Their father, John Shakespeare, was a leatherworker who specialized in the soft white leather used for gloves and similar items. A prosperous businessman, he married Mary Arden, of the prominent Arden family. John rose through local offices in Stratford, becoming an alderman
and eventually, when William was five, the town bailiff—much like a mayor. Not long after that, however, John Shakespeare stepped back from public life. We don’t know why.
Shakespeare, as the son of a leading Stratford citizen, almost certainly attended Stratford’s grammar school. Like all such schools, its curriculum consisted of an intense emphasis on the Latin classics, including memorization, writing, and acting in classic Latin plays. Shakespeare most likely attended until about age 15.
Marriage and Children
A few years after he left school, in late 1582, William Shakespeare married Anne Hathaway. She was already expecting their first-born child, Susanna, which was a fairly common situation at the time. When they married, Anne was 26 and William was 18. Anne grew up just outside Stratford in the village of Shottery. After marrying, she spent the rest of her life in Stratford.

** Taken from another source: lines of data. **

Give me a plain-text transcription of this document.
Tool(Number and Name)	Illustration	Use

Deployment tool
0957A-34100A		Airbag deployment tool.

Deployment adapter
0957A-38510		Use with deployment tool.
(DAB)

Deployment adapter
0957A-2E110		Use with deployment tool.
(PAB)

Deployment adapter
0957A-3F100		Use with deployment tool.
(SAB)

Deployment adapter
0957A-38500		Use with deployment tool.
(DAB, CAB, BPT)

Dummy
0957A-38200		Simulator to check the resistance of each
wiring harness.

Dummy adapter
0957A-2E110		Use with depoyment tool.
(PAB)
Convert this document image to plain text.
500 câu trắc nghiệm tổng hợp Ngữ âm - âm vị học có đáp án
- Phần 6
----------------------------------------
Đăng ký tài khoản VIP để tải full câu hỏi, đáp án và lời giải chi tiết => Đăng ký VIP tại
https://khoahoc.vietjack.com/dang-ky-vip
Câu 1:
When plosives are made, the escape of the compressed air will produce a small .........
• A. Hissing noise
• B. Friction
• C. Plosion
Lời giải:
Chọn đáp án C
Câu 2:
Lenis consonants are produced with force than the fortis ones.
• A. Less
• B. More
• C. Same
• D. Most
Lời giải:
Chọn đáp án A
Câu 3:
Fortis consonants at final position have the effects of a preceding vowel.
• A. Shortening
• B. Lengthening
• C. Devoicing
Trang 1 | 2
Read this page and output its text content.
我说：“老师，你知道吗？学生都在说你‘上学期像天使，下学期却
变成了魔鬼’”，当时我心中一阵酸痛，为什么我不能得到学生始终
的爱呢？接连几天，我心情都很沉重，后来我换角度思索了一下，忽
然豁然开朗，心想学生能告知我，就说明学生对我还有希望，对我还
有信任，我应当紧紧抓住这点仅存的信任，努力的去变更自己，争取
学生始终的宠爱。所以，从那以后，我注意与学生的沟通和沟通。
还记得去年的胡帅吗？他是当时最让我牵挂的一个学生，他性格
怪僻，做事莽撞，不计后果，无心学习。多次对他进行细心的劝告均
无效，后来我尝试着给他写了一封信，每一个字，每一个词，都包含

In early 1585, the couple had twins, Judith and Hamnet, completing the family. In the years ahead, Anne and the children lived in Stratford while Shakespeare worked in London, although we don’t know when he moved there. Some later observers have suggested that this separation, and the couple’s relatively few children, were signs of a strained marriage, but we do not know that either. Someone pursuing a theater career had no choice but to work in London, and many branches of the Shakespeares had small families.
Shakespeare’s only son, Hamnet, died in 1596 at the age of 11. His older daughter Susanna later married a well-to-do Stratford doctor, John Hall. Their daughter Elizabeth, Shakespeare’s first grandchild, was born in 1608. In 1616, just months before his death, Shakespeare’s daughter Judith married Thomas Quiney, a Stratford vintner. The family subsequently died out, leaving no direct descendants of Shakespeare.
London Theater
For several years after Judith and Hamnet’s arrival in 1585, nothing is known for certain of Shakespeare’s activities, such as how he earned a living, when he moved from Stratford, or how he got his start in the theater.
Following this gap in the record, the first definite mention of Shakespeare is in 1592 as an established London actor and playwright, mocked by a contemporary as a “Shake-scene.” The same writer alludes to one of Shakespeare’s earliest history plays, Henry VI, Part 3, which must already have been performed.
The next year, in 1593, Shakespeare published a long poem, Venus and Adonis. The first quarto editions of his early plays appeared in 1594. For more than two decades, Shakespeare had multiple roles in the London theater as an actor, playwright, and, in time, a business partner in a major acting company, the Lord Chamberlain’s Men (renamed the King’s Men in 1603). Over the years, he became steadily more famous in the London theater world. His name, which was not even listed on the first quartos of his plays, became a regular feature—clearly a selling point—on later title pages.
Final Years
Shakespeare prospered financially from his partnership in the Lord Chamberlain’s Men (later the King’s Men), as well as from his writing and acting. He invested much of his wealth in real-estate purchases in Stratford and bought the second-largest house in town, New Place, in 1597.
Among the last plays that Shakespeare worked on was The Two Noble Kinsmen, which he wrote with a frequent collaborator, John Fletcher, most likely in 1613. He died on April 23, 1616—the traditional date of his birthday, though his precise birthdate is unknown. We also do not know the cause of his death. His brother-in-law had died a week earlier, which could imply infectious disease, but Shakespeare’s health may have had a longer decline.